Il Consiglio federale si è già pronunciato più volte sulla questione dell'arbitrato e delle sanzioni relative alle disposizioni sulla sostenibilità, l'ultima volta in risposta alla mozione 18.4352 Töngi "Accordi di libero scambio. Le disposizioni concernenti la composizione delle controversie devono applicarsi anche al capitolo riguardante la sostenibilità". Il Collegio rimane dell'avviso che un approccio orientato al dialogo e alla cooperazione permetta di ottenere risultati migliori che non un sistema fondato sulla minaccia di sanzioni.
A questo proposito va ricordato che - contrariamente alle disposizioni degli ALS che fanno riferimento ad accordi dell'OMC soggetti a meccanismi di arbitrato - quelle sulla sostenibilità si basano sugli strumenti internazionali menzionati nella mozione che prevedono regimi di controllo specifici, anche se non di arbitrato né sanzionatori. Secondo il Consiglio federale non sarebbe opportuno modificare la natura di questi impegni, se il loro rispetto è riconfermato in altri strumenti, come ad esempio negli ALS.
Su questo tema il Consiglio federale opta per una via di mezzo. Nel quadro della revisione del capitolo modello sul commercio e lo sviluppo sostenibile, portata a termine nel 2019, la Svizzera e i suoi partner dell'AELS hanno deciso di creare uno strumento supplementare per aiutare a risolvere le eventuali controversie che non possono essere composte con gli strumenti usati finora (consultazioni, mediazioni e buoni uffici). Il meccanismo riveduto prevede la possibilità di istituire, su richiesta di una parte, una commissione di esperti indipendenti delle organizzazioni e degli strumenti internazionali pertinenti. La commissione viene poi incaricata di esaminare la controversia e di formulare, in un rapporto pubblico, raccomandazioni su come risolverla. Questo approccio non prevede sanzioni contro la parte ritenuta inadempiente a un impegno specifico. Le raccomandazioni pubblicate nel rapporto permettono però di esercitare una forte pressione internazionale su tale parte. Nei suoi ALS l'UE adotta con successo un approccio analogo.
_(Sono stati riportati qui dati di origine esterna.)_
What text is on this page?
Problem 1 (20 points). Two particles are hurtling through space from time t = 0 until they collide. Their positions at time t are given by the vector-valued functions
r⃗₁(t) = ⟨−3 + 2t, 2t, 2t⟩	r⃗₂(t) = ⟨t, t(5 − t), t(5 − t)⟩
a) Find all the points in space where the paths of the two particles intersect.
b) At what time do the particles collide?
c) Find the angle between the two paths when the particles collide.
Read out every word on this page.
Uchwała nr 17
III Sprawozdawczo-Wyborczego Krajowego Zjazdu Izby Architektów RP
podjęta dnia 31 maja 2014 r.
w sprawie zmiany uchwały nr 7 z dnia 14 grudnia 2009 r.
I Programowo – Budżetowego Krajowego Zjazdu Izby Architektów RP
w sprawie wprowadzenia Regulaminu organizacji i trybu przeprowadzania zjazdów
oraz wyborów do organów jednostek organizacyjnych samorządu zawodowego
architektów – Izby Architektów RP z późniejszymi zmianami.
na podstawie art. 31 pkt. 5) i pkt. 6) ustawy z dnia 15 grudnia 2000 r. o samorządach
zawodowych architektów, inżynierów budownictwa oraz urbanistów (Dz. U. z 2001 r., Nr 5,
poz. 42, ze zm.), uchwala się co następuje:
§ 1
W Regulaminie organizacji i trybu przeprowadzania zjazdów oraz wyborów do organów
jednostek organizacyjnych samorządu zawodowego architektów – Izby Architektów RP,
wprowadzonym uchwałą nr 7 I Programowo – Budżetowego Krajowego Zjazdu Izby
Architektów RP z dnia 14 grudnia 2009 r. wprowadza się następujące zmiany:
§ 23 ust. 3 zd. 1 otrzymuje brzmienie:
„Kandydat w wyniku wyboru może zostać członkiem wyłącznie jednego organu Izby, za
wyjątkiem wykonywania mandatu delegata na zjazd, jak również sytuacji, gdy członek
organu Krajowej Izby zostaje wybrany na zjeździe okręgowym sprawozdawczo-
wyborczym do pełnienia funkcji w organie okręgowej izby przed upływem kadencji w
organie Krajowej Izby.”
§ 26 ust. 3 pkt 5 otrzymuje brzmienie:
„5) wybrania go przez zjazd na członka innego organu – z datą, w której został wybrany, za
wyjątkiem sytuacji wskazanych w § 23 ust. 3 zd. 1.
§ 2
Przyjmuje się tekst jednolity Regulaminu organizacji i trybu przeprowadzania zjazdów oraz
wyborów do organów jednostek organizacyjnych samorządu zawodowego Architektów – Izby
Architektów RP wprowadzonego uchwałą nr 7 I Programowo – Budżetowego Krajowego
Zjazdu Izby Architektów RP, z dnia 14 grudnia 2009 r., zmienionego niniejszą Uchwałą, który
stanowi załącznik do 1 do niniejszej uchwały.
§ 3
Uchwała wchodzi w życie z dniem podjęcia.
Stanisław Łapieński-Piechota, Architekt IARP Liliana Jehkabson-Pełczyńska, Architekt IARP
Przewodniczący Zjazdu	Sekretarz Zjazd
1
Oltre a questa commissione di esperti, la Svizzera e i suoi partner dell'AELS stanno sviluppando nuove misure per migliorare il controllo delle disposizioni sulla sostenibilità nell'ambito dei comitati misti degli ALS. Le misure sono intese a migliorare la raccolta di informazioni in vista delle riunioni di questi comitati, in particolare stabilendo contatti diretti con i segretariati delle organizzazioni e degli strumenti internazionali pertinenti e coinvolgendo maggiormente la società civile. Sono anche previste misure per migliorare la trasparenza delle attività dei comitati di controllo degli ALS.
Con queste misure la Svizzera e i suoi partner dell'AELS rafforzeranno i meccanismi esistenti concepiti per verificare il rispetto delle disposizioni sulla sostenibilità contenute negli ALS.
Il Consiglio federale propone di respingere la mozione.